15. A computer program product comprising a non-transitory processor-readable storage medium having stored therein program code of one or more software programs, wherein the program code when executed by at least one processing device comprising a processor coupled to a memory, causes the at least one processing device:

16. The computer program product of claim 15 wherein the distributed processing system comprises a software-defined storage system, and wherein the plurality of endpoint nodes comprise respective software-defined storage server nodes of the software-defined storage system.

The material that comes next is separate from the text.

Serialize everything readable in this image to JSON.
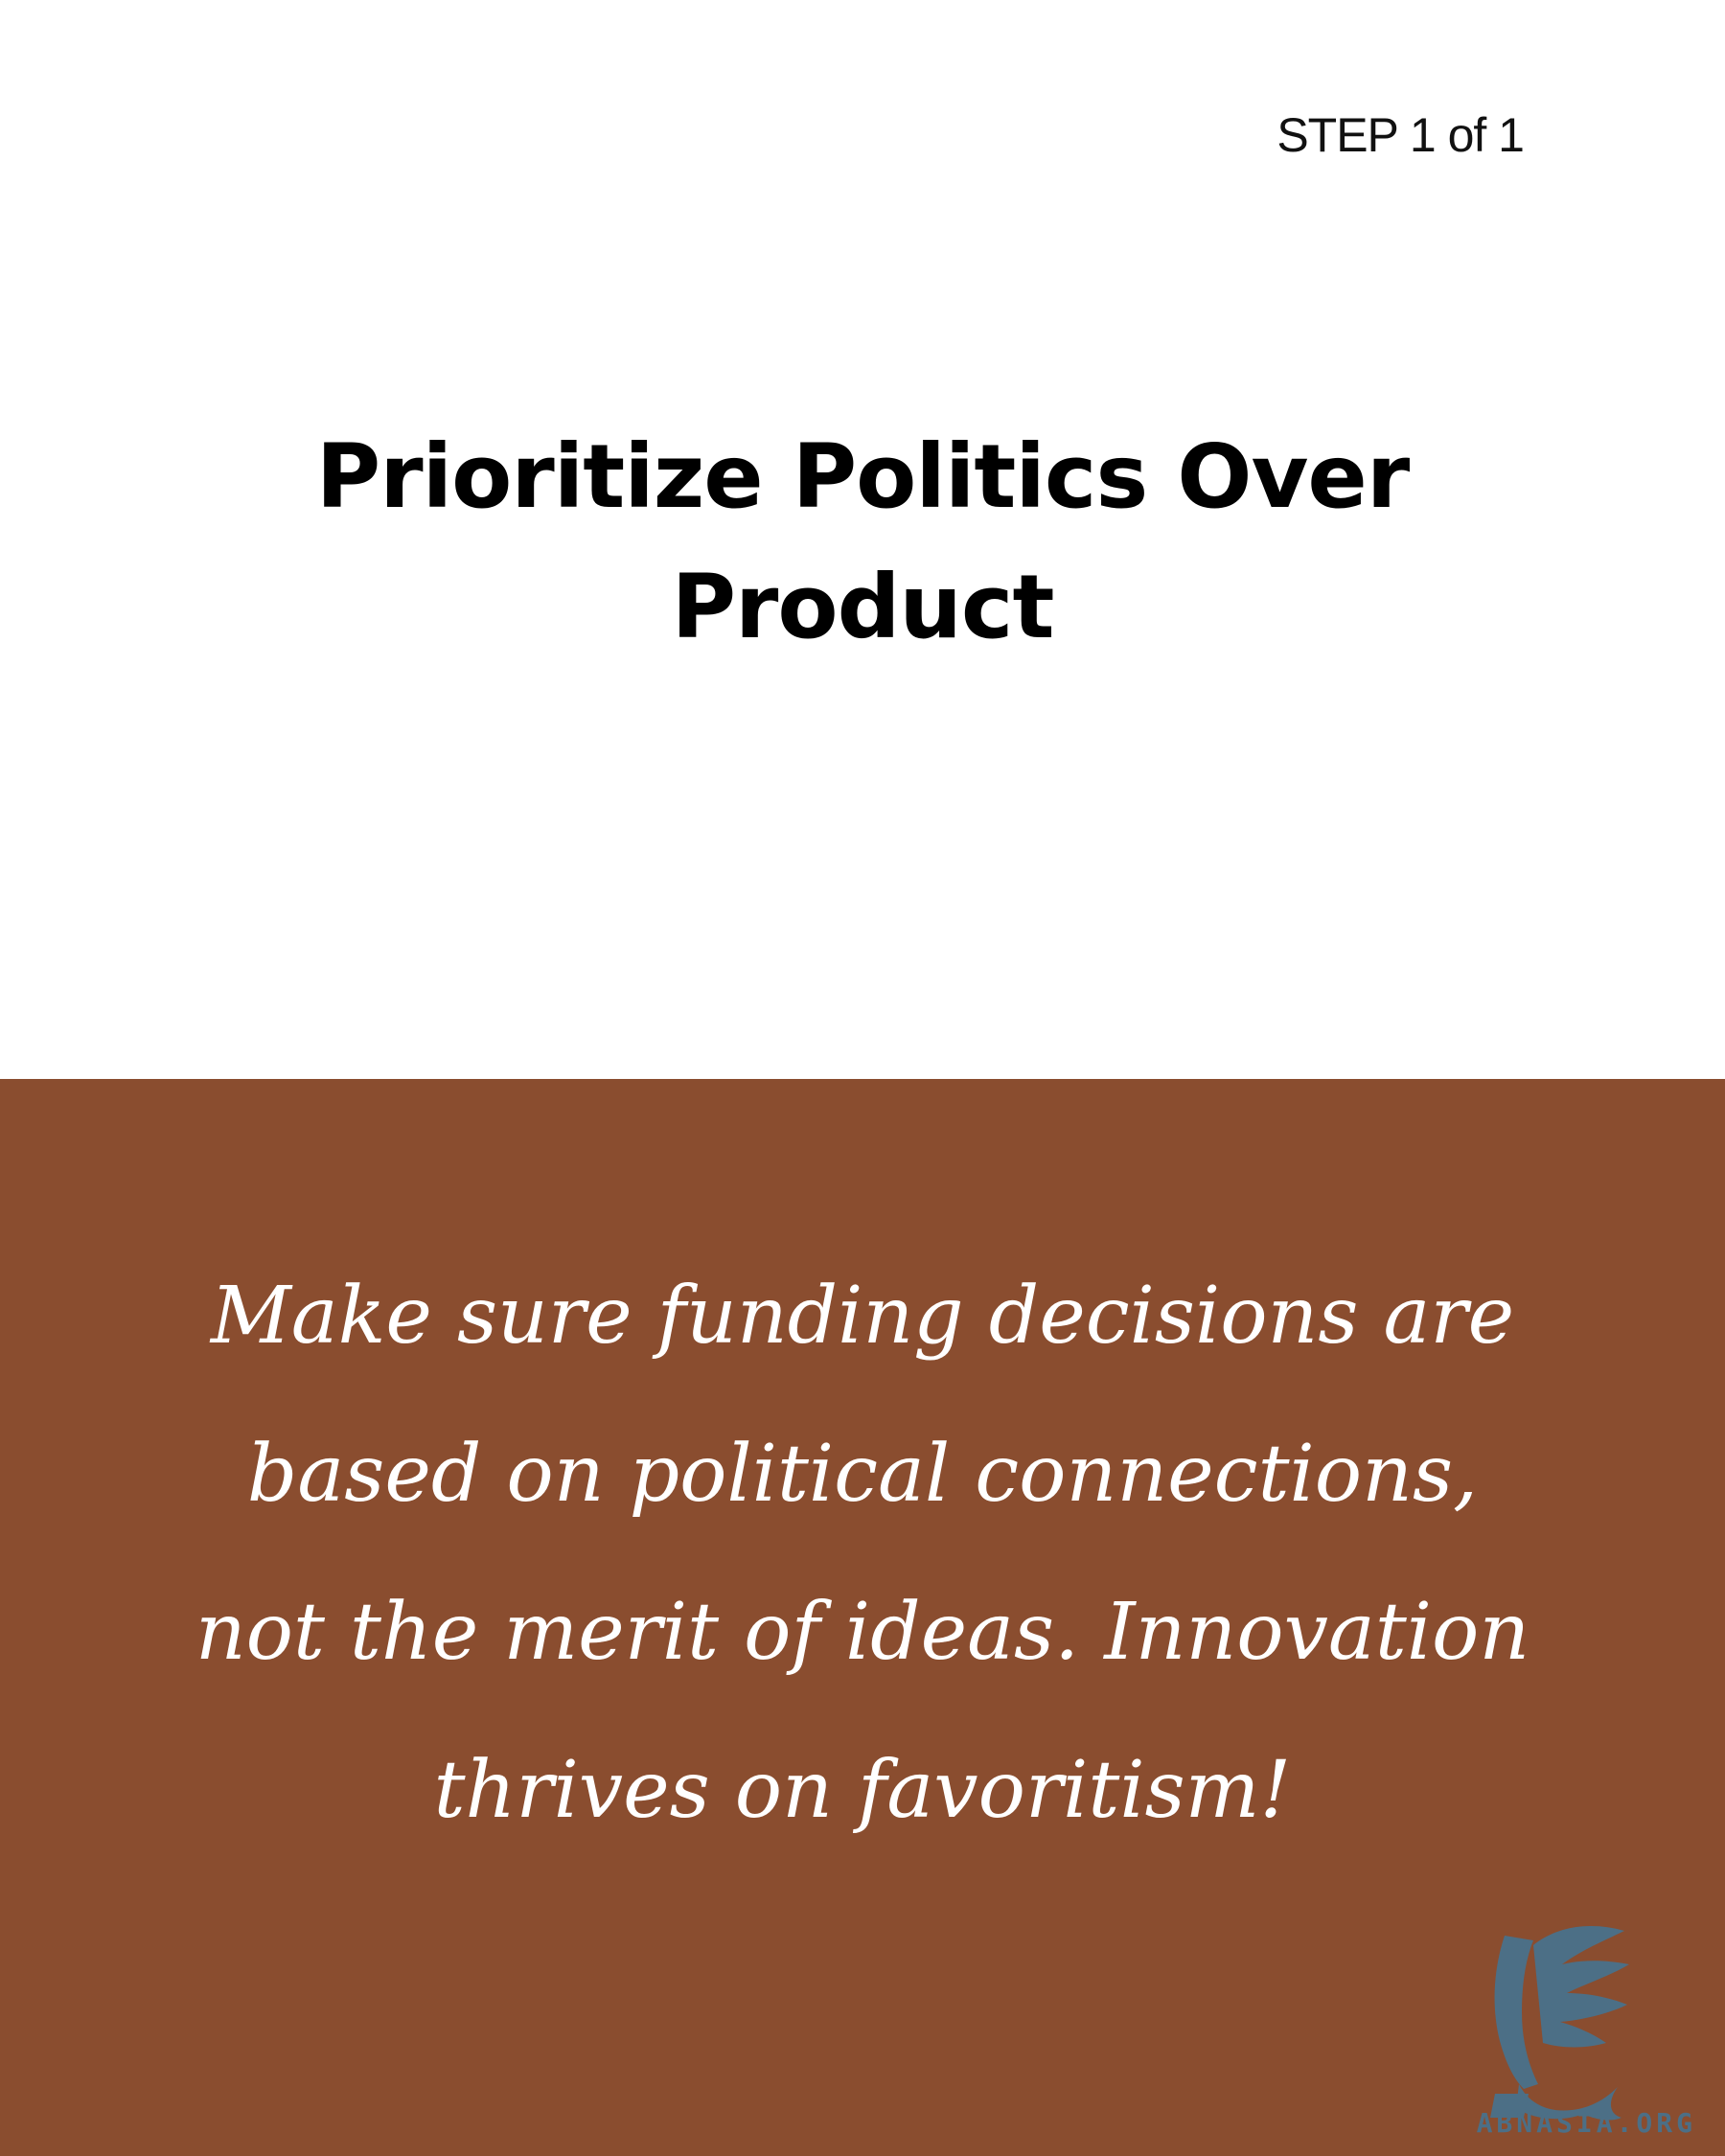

17. The computer program product of claim 15 wherein the distributed processing system comprises a cloud-based processing system, and wherein the plurality of endpoint nodes comprise respective cloud endpoint nodes operating on one or more clouds of one or more cloud service providers.

18. A method comprising:

determining, for a plurality of endpoint nodes of a distributed processing system, node security information characterizing one or more security issues encountered on one or more of the plurality of endpoint nodes of the distributed processing system;

identifying, based at least in part on the determined node security information, a first type of the one or more security issues encountered on at least a first one of the plurality of endpoint nodes of the distributed processing system and a second type of the one or more security issues encountered on at least a second one of the plurality of endpoint nodes of the distributed processing system;

selecting a first set of one or more corrective actions for the first type of the one or more security issues and a second set of one or more corrective actions for the second type of the one or more security issues;

applying, to the first endpoint node, the first set of one or more corrective actions; and

applying the second set of one or more corrective actions by deploying at least one additional endpoint node in the distributed processing system and migrating one or more workloads running on the second endpoint node to the at least one additional endpoint node;

wherein the method is performed by at least one processing device comprising a processor coupled to a memory.

19. The method of claim 18 wherein the distributed processing system comprises a software-defined storage system, and wherein the plurality of endpoint nodes comprise respective software-defined storage server nodes of the software-defined storage system.

20. The method of claim 18 wherein the distributed processing system comprises a cloud-based processing system, and wherein the plurality of endpoint nodes comprise respective cloud endpoint nodes operating on one or more clouds of one or more cloud service providers.